Friday, March 26, 2010

What Is Happening On The Korean Peninsula Will Impact All Of Us

South Korean naval ship Cheonan patrols the sea in an unidentified location in the territorial waters of South Korea. Photograph: Yonhap/Reuters

North Korea On The Edge -- Wall Street Journal

If the regime collapses, will the rest of the world be ready?

Kim Jong Il may be increasingly wizened and frail, with fingernails white from kidney disease, but his propaganda apparatus is as vigorous as ever. On a current wall poster a worker gestures toward the slogan, "A strong and prosperous nation is coming into view!" In the background, fireworks explode over brightly-lit buildings, a pile of rice and potatoes, three-spanking new missiles, and a bulldozer.

To North Koreans the weaponry must be the only part of the picture that doesn't look ridiculously optimistic. United Nations sanctions continue to take their toll on imports and exports alike. By most accounts, last autumn's currency reform did nothing but worsen an already rampant inflation. Over half the factories in the country remain idle. The food shortage is worsening; there are accounts of starvation even in major urban centers like Pyongyang.

Read more
....

My Comment: Many of my closest friends are Koreans, and from them I have been blessed with getting information on North Korea that many in the West rarely get from their own media. In short .... the horror and misery that exists in that country cannot be properly defined .... nor understood. The evil that exists in that country would make George Orwell's 1984 pale in comparison, and the unbelievable suffering of the North Korean people can only be found in biblical texts.

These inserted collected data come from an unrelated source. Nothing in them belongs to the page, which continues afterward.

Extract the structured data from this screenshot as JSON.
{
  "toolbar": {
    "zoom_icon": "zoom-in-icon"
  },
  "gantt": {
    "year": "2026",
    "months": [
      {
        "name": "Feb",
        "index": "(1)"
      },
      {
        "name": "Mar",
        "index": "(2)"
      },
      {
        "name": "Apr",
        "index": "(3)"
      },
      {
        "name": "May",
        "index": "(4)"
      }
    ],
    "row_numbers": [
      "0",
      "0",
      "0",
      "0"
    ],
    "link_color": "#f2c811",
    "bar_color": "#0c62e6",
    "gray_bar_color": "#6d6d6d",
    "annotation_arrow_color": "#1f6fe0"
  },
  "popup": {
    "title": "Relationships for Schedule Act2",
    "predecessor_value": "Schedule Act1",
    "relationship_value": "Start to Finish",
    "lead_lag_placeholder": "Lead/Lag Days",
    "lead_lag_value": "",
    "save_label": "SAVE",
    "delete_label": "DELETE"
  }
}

Tonight .... we may be at the brink of a new conflict in Northeast Asia that has the potential to put tens of millions of lives at stake .... many of them American. While there is hope among many that this sinking of a South Korean warship was an accident, and that the tension would decrease .... I do not share this sentiment. A certain line was crossed today, and the consequences will be felt .... if not today, sometime in the future.

1 comment:

bigsoxfan said...

Crap. No one is admitting cubability and even if they do, then SK can deny it. Have to admit though, I'm pretty much of the SK's and the fleet sending the NK navy to the bottom.